ARCHIVE
Vol. 2, No. 1
JANUARY-JUNE, 2012
Research Articles
Special Essay
Research Notes and Statistics
Field Reports
Book Reviews
Debt of Rural Households in India:
A Note on the All-India Debt and Investment Survey
Pallavi Chavan*
This note critically evaluates the conceptual framework and sampling methodology of the All-India Debt and Investment Survey (AIDIS), the most important source of secondary data on the debt, assets, and savings of rural and urban households in India.
The note is organised in four sections. The first section provides some general information about the AIDIS. The second section discusses changes introduced in the sampling methodology of the AIDIS across different survey rounds. The third section examines the effects of these changes on the AIDIS estimates. The last section provides some concluding observations.
All-India Debt and Investment Survey: An Introduction
The All-India Debt and Investment Survey (AIDIS) is a sample survey that generates basic quantitative information on the assets, liabilities, and capital expenditure of the household sector in the economy. The AIDIS provides data on household debt by credit agency (formal and informal sectors), purpose (production- and consumption-related loans), interest rates, and security/collateral.
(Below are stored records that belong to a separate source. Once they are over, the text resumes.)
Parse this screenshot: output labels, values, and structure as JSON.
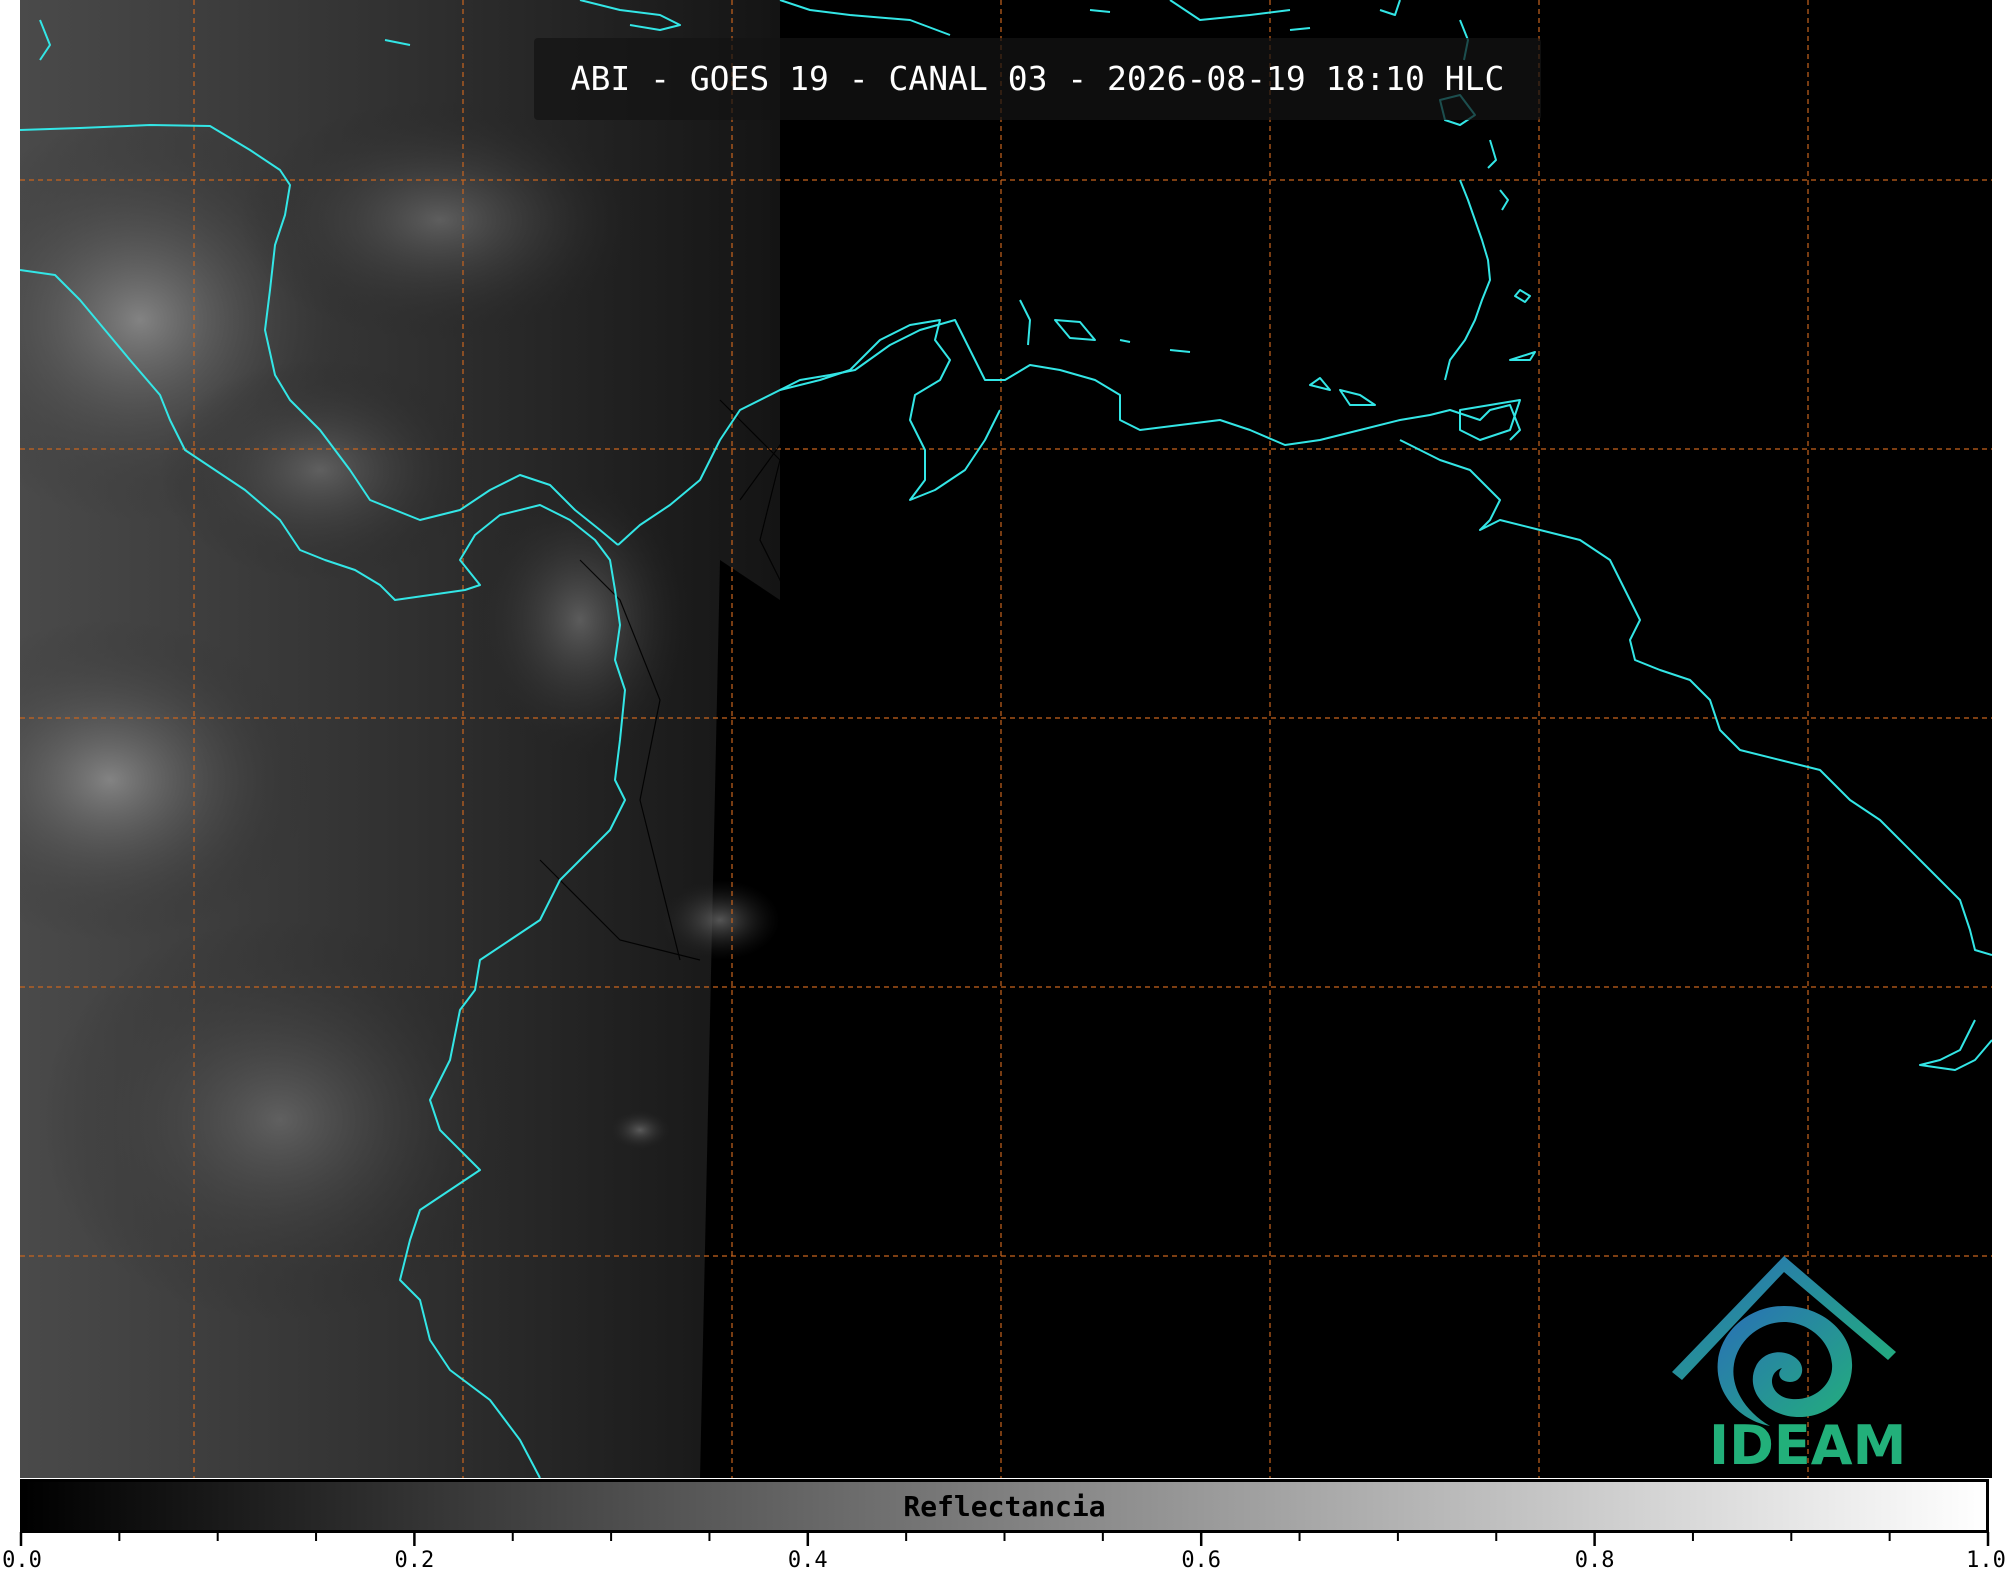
{
  "title": "ABI - GOES 19 - CANAL 03 - 2026-08-19 18:10 HLC",
  "logo": {
    "text": "IDEAM",
    "icon": "ideam-logo-icon",
    "color": "#22b07a"
  },
  "colorbar": {
    "label": "Reflectancia",
    "min": 0.0,
    "max": 1.0,
    "major_ticks": [
      "0.0",
      "0.2",
      "0.4",
      "0.6",
      "0.8",
      "1.0"
    ],
    "minor_step": 0.05,
    "colormap": "grayscale"
  },
  "colors": {
    "coastline": "#33e6e6",
    "gridline": "#c8641e",
    "background": "#000000",
    "borders": "#000000"
  }
}
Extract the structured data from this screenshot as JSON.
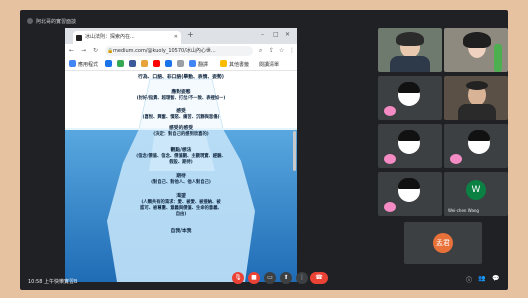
{
  "meeting": {
    "title": "阿北哥的實習面談",
    "time": "10:58 上午",
    "name": "快樂實習B"
  },
  "browser": {
    "tab_title": "冰山法則：探索內在...",
    "url": "medium.com/@kuoly_10570/冰山內心世...",
    "bookmarks": [
      "應用程式",
      "",
      "",
      "",
      "",
      "",
      "",
      "翻譯",
      "",
      "其他書籤",
      "閱讀清單"
    ]
  },
  "iceberg": {
    "lines": [
      {
        "text": "行為、口語、非口語(舉動、表情、姿勢)",
        "head": true
      },
      {
        "text": "應對姿態",
        "head": true
      },
      {
        "text": "(討好/指責、超理智、打岔/不一致、表裡如一)",
        "head": false
      },
      {
        "text": "感受",
        "head": true
      },
      {
        "text": "(喜悅、興奮、憤怒、痛苦、沉靜與悲傷)",
        "head": false
      },
      {
        "text": "感受的感受",
        "head": true
      },
      {
        "text": "(決定：對自己的感到欣喜的)",
        "head": false
      },
      {
        "text": "觀點/想法",
        "head": true
      },
      {
        "text": "(信念/價值、信念、價值觀、主觀現實、經驗、",
        "head": false
      },
      {
        "text": "假設、期待)",
        "head": false
      },
      {
        "text": "期待",
        "head": true
      },
      {
        "text": "(對自己、對他人、他人對自己)",
        "head": false
      },
      {
        "text": "渴望",
        "head": true
      },
      {
        "text": "(人類共有的渴求：愛、被愛、被接納、被",
        "head": false
      },
      {
        "text": "認可、被尊重、意義與價值、生命的意義、",
        "head": false
      },
      {
        "text": "自由)",
        "head": false
      },
      {
        "text": "自我/本我",
        "head": true
      }
    ]
  },
  "participants": {
    "w_initial": "W",
    "w_name": "Wei-chen Wang",
    "red_avatar": "孟君"
  },
  "colors": {
    "meet_bg": "#202124",
    "accent_red": "#ea4335",
    "avatar_green": "#0b8043",
    "avatar_orange": "#e8713a"
  },
  "controls": {
    "mic": "mic-off-icon",
    "cam": "camera-off-icon",
    "cc": "captions-icon",
    "present": "present-icon",
    "more": "more-icon",
    "end": "end-call-icon"
  }
}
It divides debt into two categories: cash debt (including loans on hire purchase) or debt taken in cash, irrespective of whether it is settled in cash or kind; and debt taken in kind, irrespective of whether it is settled in cash or kind. All the estimates of the AIDIS are based on cash debt. Debt in kind, along with dues payable to various agencies such as shopkeepers and schools, are termed as “current liabilities” and are classified separately.1
The AIDIS also provides data on the assets of households. Household assets include physical assets (such as land, buildings, livestock, farm and non-farm equipment, and durable household assets) and financial assets (such as shares, deposits, and loan receivables). They do not include crops standing in fields and stocks of commodities held by households. From the 1991–92 round onwards, cash held by households on the date of the survey was also included under financial assets. Thus it is perhaps more appropriate to refer to financial assets as “stock of financial savings” of households. The AIDIS values physical assets at their current market prices in their existing condition in the given locality.
Starting with the survey conducted in 1951–52 by the Reserve Bank of India (RBI), there have been six rounds of surveys in the AIDIS series till date. The first survey, called the All-India Rural Credit Survey (AIRCS), was designed primarily to provide a policy direction to the RBI on issues relating to rural credit. It not only collected data on the liabilities of rural households, but also undertook an extensive investigation of formal and informal credit agencies operating in rural areas. The next survey, conducted by the RBI in 1961–62, focussed on the assets and indebtedness of rural households. It was called the All-India Rural Debt and Investment Survey (AIRDIS).
The responsibility for studying the rural credit system in the country was statutorily assigned to the RBI (EPWRF 2006). This explains the RBI’s involvement in the AIRCS and AIRDIS. Section 54 of the RBI Act, 1934, stated that
the Bank may maintain expert staff to study various aspects of rural credit and development, and in particular it may –
(a) tender expert guidance and assistance to the National Bank;
(b) conduct special studies in such areas as it may consider necessary to do so for promoting integrated rural development.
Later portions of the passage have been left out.